Engineering as a Global Profession by Michael Davis

Engineering as a Global Profession by Michael Davis

Author:Michael Davis
Language: eng
Format: epub
ISBN: 9781538155059
Publisher: Michael Davis


Chapter 10

Engineering Ethics, Individuals, and Organizations

This chapter evaluates a family of criticism of how engineering ethics is now generally taught. The short version of the criticism might be put this way: Teachers of engineering ethics devote too much time to individual decisions and not enough time to social context. There are at least six versions of this criticism, each corresponding to a specific subject omitted. Teachers of engineering ethics do not (it is said) teach enough about: (1) the culture of organizations; (2) the organization of organizations; (3) the legal environment of organizations; (4) the role of professions in organizations; (5) the role of organizations in professions; or 6) the political environment of organizations. (By “organization,” I mean any employer of many people, whether government, business, or non-profit.)1

My conclusion is that, while all six criticisms recommend worthy subjects, there is neither much reason to believe that any of those subjects are now absent from courses in engineering ethics nor an obvious way to decide whether they (individually or in combination) should (or should not) have their share of the course augmented.
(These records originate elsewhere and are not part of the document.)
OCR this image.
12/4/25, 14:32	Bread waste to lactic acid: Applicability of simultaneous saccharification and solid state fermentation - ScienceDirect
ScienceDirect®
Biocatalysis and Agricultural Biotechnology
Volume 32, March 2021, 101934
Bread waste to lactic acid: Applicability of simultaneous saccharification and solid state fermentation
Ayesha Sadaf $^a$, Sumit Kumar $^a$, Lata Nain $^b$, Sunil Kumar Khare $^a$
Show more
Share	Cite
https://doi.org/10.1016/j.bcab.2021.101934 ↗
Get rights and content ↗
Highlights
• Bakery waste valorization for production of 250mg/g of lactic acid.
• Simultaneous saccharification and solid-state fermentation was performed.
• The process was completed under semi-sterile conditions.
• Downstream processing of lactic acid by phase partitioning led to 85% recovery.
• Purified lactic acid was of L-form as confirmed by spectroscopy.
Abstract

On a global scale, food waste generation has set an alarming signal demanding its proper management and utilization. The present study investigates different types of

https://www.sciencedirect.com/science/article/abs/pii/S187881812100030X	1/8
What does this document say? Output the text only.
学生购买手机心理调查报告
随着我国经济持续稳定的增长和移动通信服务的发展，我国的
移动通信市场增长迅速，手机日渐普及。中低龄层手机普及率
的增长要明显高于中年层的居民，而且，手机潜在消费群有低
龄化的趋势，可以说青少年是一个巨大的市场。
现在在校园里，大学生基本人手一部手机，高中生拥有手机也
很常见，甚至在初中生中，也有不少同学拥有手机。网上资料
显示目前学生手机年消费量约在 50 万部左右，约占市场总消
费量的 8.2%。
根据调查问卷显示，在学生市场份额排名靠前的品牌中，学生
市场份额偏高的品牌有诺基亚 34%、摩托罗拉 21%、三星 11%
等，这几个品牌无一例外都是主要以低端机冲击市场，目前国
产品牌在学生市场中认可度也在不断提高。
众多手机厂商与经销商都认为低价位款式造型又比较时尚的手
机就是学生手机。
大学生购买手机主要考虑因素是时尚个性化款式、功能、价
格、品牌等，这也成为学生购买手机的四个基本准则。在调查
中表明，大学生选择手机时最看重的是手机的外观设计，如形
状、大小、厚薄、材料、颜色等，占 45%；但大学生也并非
What we have here is not some well-defined either-or but a dispute about how much is enough. How-much disputes are not to be settled without agreement concerning the method by which we are to tell whether we have enough of this or that.2 Right now we seem to lack such a method—and not to have much reason to expect one any time soon.3

1. Culture, Organization, and Law

By “culture,” I again mean a distinctive way of doing certain things (including standards for evaluating success and failure).4 Lynch and Kline (2000), two historians of technology we have met before, have offered the following argument for including more about organizational culture in courses in engineering ethics: “Most engineers operate in an environment where their capacity to make decisions is constrained by the corporate or organizational culture in which they work.” Engineers, “even public-spirited, highly ethical engineers,” do not “spontaneously and infallibly know what the public interest demands [or how to achieve it].” To know what the public interest is and how to achieve it requires detailed knowledge of circumstances, including the culture of the organization (and the larger society). A course in engineering ethics should alert students to the need for such knowledge.

Lynch and Kline use what has come to be known as “the Challenger case” to illustrate this point, contrasting the “typical” approach that emphasizes the heroic (but ineffective) dissent of Roger Boisjoly (and a few others) with Vaughan’s book-length reconstruction that makes the decision to launch on January 28, 1986, seem inevitable well before Boisjoly’s heroic dissent, a product of the culture that NASA developed over many years. To stop the launch, Boisjoly would have had to have begun to change that working environment months or even years before. The night of January 27–28 was too late. Certain ways of working had left too few options. There was too little information available to make the case that the engineers would have had to make that night to get the decision they believed right.